DPRD Mungkin Main Mata dengan Anggaran Rp 7,7 Miliar

Ilustrasi
Maba,abarce -Di tengah semangat efisiensi anggaran yang digaungkan pemerintah daerah, justru muncul alokasi fantastis yang mencederai akal sehat publik. Pemerintah Kabupaten Halmahera Timur menganggarkan Rp 7.775.840.000 hanya untuk belanja media.

Anggaran ini tersebar ke dalam 20 item belanja, mulai dari jurnal, surat kabar, hingga kontrak kerja sama dengan media online. Semuanya melekat pada Bagian Administrasi Umum dan Protokoler Sekretariat Daerah Haltim dan bersumber dari APBD 2025.
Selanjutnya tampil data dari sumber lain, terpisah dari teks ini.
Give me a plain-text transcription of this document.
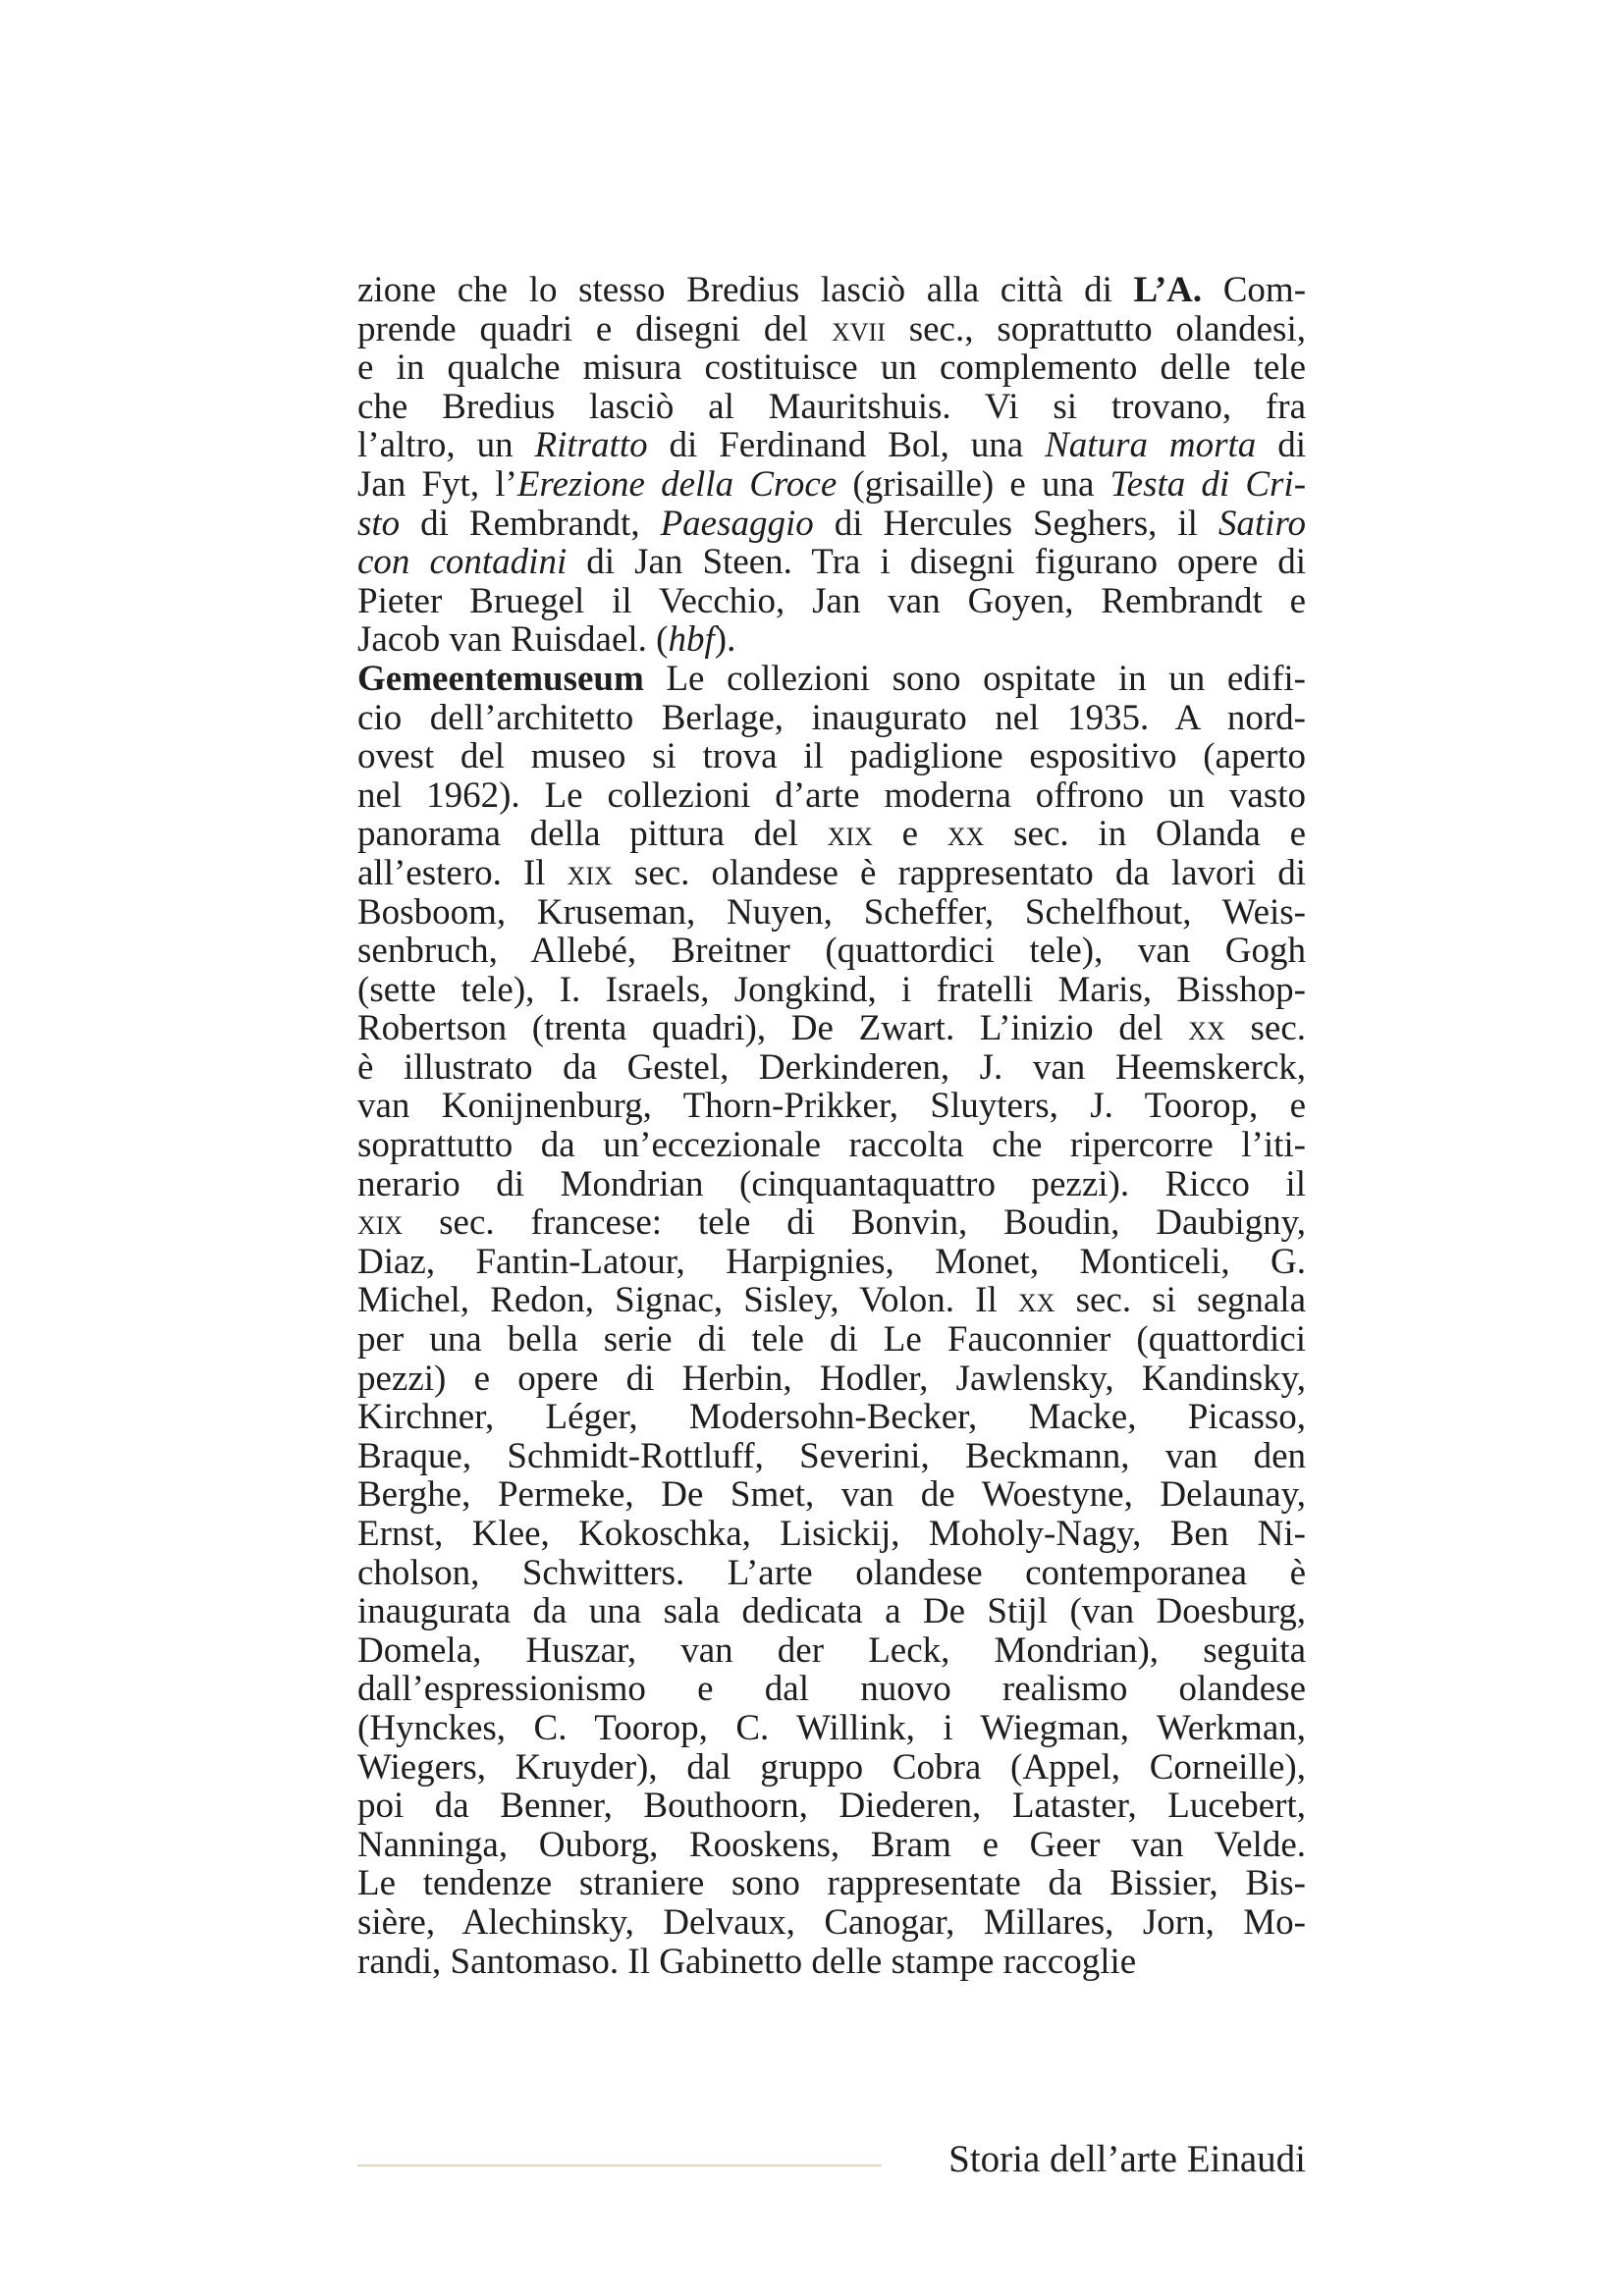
zione che lo stesso Bredius lasciò alla città di L’A. Com-
prende quadri e disegni del xvii sec., soprattutto olandesi,
e in qualche misura costituisce un complemento delle tele
che Bredius lasciò al Mauritshuis. Vi si trovano, fra
l’altro, un Ritratto di Ferdinand Bol, una Natura morta di
Jan Fyt, l’Erezione della Croce (grisaille) e una Testa di Cri-
sto di Rembrandt, Paesaggio di Hercules Seghers, il Satiro
con contadini di Jan Steen. Tra i disegni figurano opere di
Pieter Bruegel il Vecchio, Jan van Goyen, Rembrandt e
Jacob van Ruisdael. (hbf).
Gemeentemuseum Le collezioni sono ospitate in un edifi-
cio dell’architetto Berlage, inaugurato nel 1935. A nord-
ovest del museo si trova il padiglione espositivo (aperto
nel 1962). Le collezioni d’arte moderna offrono un vasto
panorama della pittura del xix e xx sec. in Olanda e
all’estero. Il xix sec. olandese è rappresentato da lavori di
Bosboom, Kruseman, Nuyen, Scheffer, Schelfhout, Weis-
senbruch, Allebé, Breitner (quattordici tele), van Gogh
(sette tele), I. Israels, Jongkind, i fratelli Maris, Bisshop-
Robertson (trenta quadri), De Zwart. L’inizio del xx sec.
è illustrato da Gestel, Derkinderen, J. van Heemskerck,
van Konijnenburg, Thorn-Prikker, Sluyters, J. Toorop, e
soprattutto da un’eccezionale raccolta che ripercorre l’iti-
nerario di Mondrian (cinquantaquattro pezzi). Ricco il
xix sec. francese: tele di Bonvin, Boudin, Daubigny,
Diaz, Fantin-Latour, Harpignies, Monet, Monticeli, G.
Michel, Redon, Signac, Sisley, Volon. Il xx sec. si segnala
per una bella serie di tele di Le Fauconnier (quattordici
pezzi) e opere di Herbin, Hodler, Jawlensky, Kandinsky,
Kirchner, Léger, Modersohn-Becker, Macke, Picasso,
Braque, Schmidt-Rottluff, Severini, Beckmann, van den
Berghe, Permeke, De Smet, van de Woestyne, Delaunay,
Ernst, Klee, Kokoschka, Lisickij, Moholy-Nagy, Ben Ni-
cholson, Schwitters. L’arte olandese contemporanea è
inaugurata da una sala dedicata a De Stijl (van Doesburg,
Domela, Huszar, van der Leck, Mondrian), seguita
dall’espressionismo e dal nuovo realismo olandese
(Hynckes, C. Toorop, C. Willink, i Wiegman, Werkman,
Wiegers, Kruyder), dal gruppo Cobra (Appel, Corneille),
poi da Benner, Bouthoorn, Diederen, Lataster, Lucebert,
Nanninga, Ouborg, Rooskens, Bram e Geer van Velde.
Le tendenze straniere sono rappresentate da Bissier, Bis-
sière, Alechinsky, Delvaux, Canogar, Millares, Jorn, Mo-
randi, Santomaso. Il Gabinetto delle stampe raccoglie
Storia dell’arte Einaudi
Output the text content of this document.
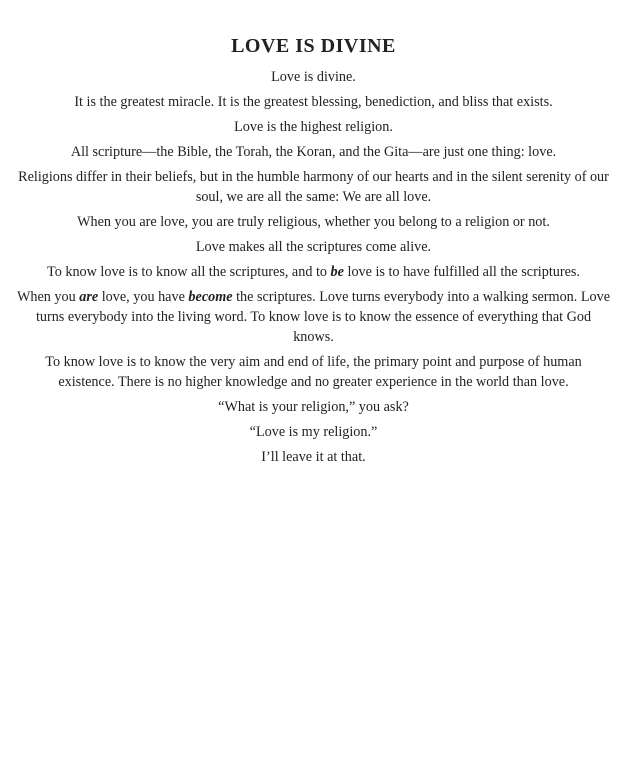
LOVE IS DIVINE

Love is divine.

It is the greatest miracle. It is the greatest blessing, benediction, and bliss that exists.

Love is the highest religion.

All scripture—the Bible, the Torah, the Koran, and the Gita—are just one thing: love.

Religions differ in their beliefs, but in the humble harmony of our hearts and in the silent serenity of our soul, we are all the same: We are all love.

When you are love, you are truly religious, whether you belong to a religion or not.

Love makes all the scriptures come alive.

To know love is to know all the scriptures, and to be love is to have fulfilled all the scriptures.

When you are love, you have become the scriptures. Love turns everybody into a walking sermon. Love turns everybody into the living word. To know love is to know the essence of everything that God knows.

To know love is to know the very aim and end of life, the primary point and purpose of human existence. There is no higher knowledge and no greater experience in the world than love.

“What is your religion,” you ask?

“Love is my religion.”

I’ll leave it at that.
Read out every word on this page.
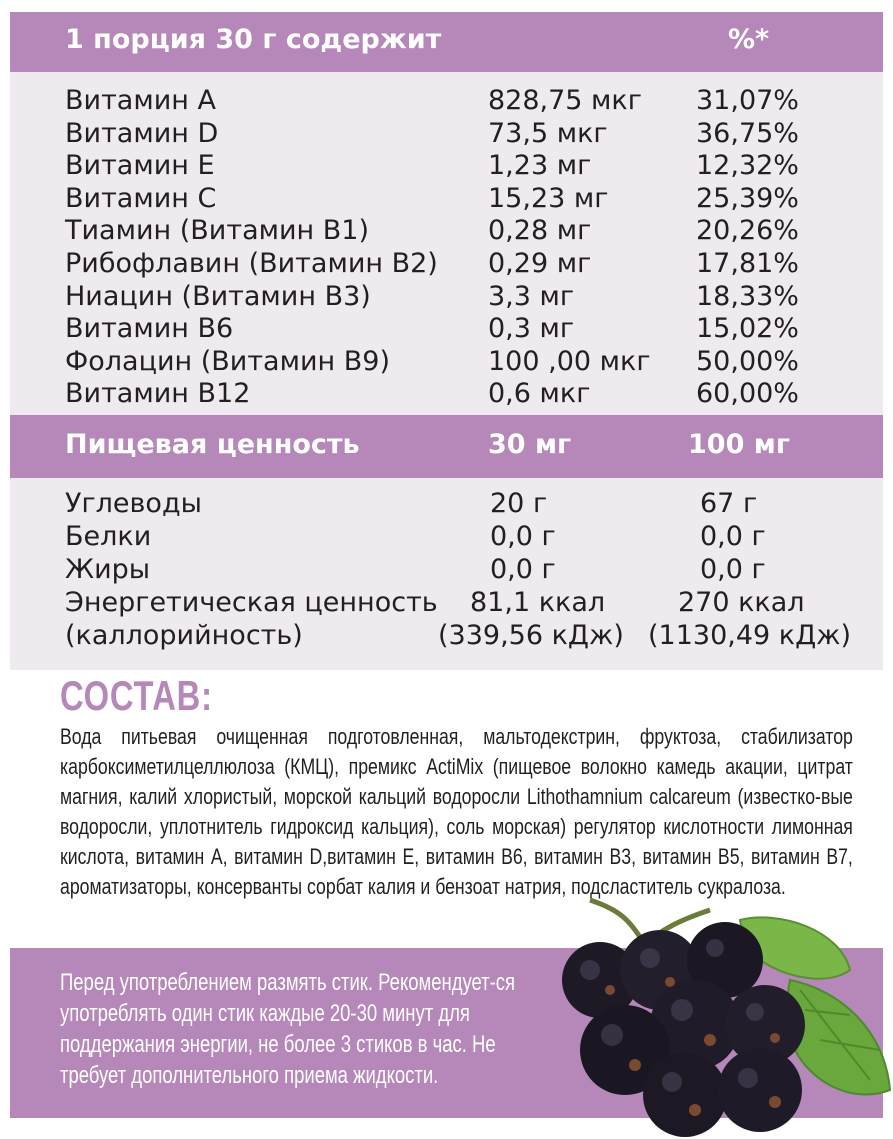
1 порция 30 г содержит	%*
Витамин А	828,75 мкг 31,07%
Витамин D	73,5 мкг	36,75%
Витамин E	1,23 мг	12,32%
Витамин С	15,23 мг	25,39%
Тиамин (Витамин В1)	0,28 мг	20,26%
Рибофлавин (Витамин В2) 0,29 мг	17,81%
Ниацин (Витамин В3)	3,3 мг	18,33%
Витамин В6	0,3 мг	15,02%
Фолацин (Витамин В9)	100 ,00 мкг 50,00%
Витамин В12	0,6 мкг	60,00%
Пищевая ценность	30 мг	100 мг
Углеводы	20 г	67 г
Белки	0,0 г	0,0 г
Жиры	0,0 г	0,0 г
Энергетическая ценность 81,1 ккал	270 ккал
(каллорийность)	(339,56 кДж) (1130,49 кДж)
СОСТАВ:
Вода питьевая очищенная подготовленная, мальтодекстрин, фруктоза, стабилизатор карбоксиметилцеллюлоза (КМЦ), премикс ActiMix (пищевое волокно камедь акации, цитрат магния, калий хлористый, морской кальций водоросли Lithothamnium calcareum (известко-вые водоросли, уплотнитель гидроксид кальция), соль морская) регулятор кислотности лимонная кислота, витамин А, витамин D,витамин Е, витамин В6, витамин В3, витамин В5, витамин В7, ароматизаторы, консерванты сорбат калия и бензоат натрия, подсластитель сукралоза.
Перед употреблением размять стик. Рекомендует-ся употреблять один стик каждые 20-30 минут для поддержания энергии, не более 3 стиков в час. Не требует дополнительного приема жидкости.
Ironisnya, saat masyarakat masih bergelut dengan akses jalan rusak, fasilitas pendidikan minim, dan layanan kesehatan, pemerintah dan wakil rakyat justru sibuk menyetujui anggaran jumbo untuk hal yang tidak menyentuh langsung kehidupan warga.

Fakta ini menjadi lebih mengkhawatirkan ketika Komisi II DPRD Halmahera Timur, yang seharusnya mengawasi dan menyaring usulan anggaran, justru memilih bungkam. Mereka menolak menjawab pertanyaan wartawan soal pembahasan dan persetujuan anggaran tersebut. Ketua komisi, M. Sahbudi Darmawan, bahkan tidak memberikan pernyataan saat dikonfirmasi. Anggota lainnya pun hanya merujuk pada pernyataan Ketua DPRD, alih-alih menjelaskan posisi mereka secara utuh.

Di tengah gelombang kritik, justru sejumlah oknum wartawan pun ikut bungkam. Tidak terdengar suara kritis yang biasanya nyaring menyuarakan penyelewengan. Mungkinkah kontrak kerja sama media ikut menjadi rem pada lidah mereka? Bisa jadi, mereka takut kontraknya tergoyah bila terlalu kritis.

Publik tentu wajar curiga. Ada dugaan kuat bahwa proses penganggaran ini tidak hanya disetujui, tetapi diatur bersama oleh pihak eksekutif dan legislatif. Dugaan main mata ini semakin sulit disangkal ketika anggaran besar ini bisa melenggang tanpa koreksi berarti dari DPRD.

Kita tidak anti pada kerja sama media. Tapi dalam situasi fiskal daerah yang penuh keterbatasan, pengalokasian anggaran media sebesar itu jelas mencederai prinsip efisiensi dan akuntabilitas. Seharusnya anggaran sebesar ini dialihkan untuk infrastruktur dasar, pengentasan kemiskinan, atau subsidi pendidikan dan kesehatan.

DPRD sebagai lembaga perwakilan rakyat tidak bisa terus-menerus bermain aman dalam diam. Mereka harus menjelaskan kepada publik mengapa anggaran ini disetujui, dan apa dasar pertimbangannya. Transparansi dalam setiap proses penganggaran adalah kunci menjaga kepercayaan rakyat.

Begitu pula bagi insan pers. Profesi ini tak akan pernah mulia jika tunduk pada kekuasaan dan aliran anggaran. Media yang bebas dan independen adalah benteng terakhir demokrasi. Jika benteng ini ambruk, maka masyarakat akan benar-benar kehilangan suara.

Kini, pertanyaannya sederhana: apakah DPRD Halmahera Timur dan para jurnalis lokal berani berdiri tegak di hadapan rakyat, atau terus berlindung di balik amplop dan jaringan kekuasaan.

Jika tidak segera dibenahi, anggaran 7,7 miliar ini bisa menjadi simbol betapa rapuhnya integritas lembaga legislatif dan kebebasan pers di daerah kita.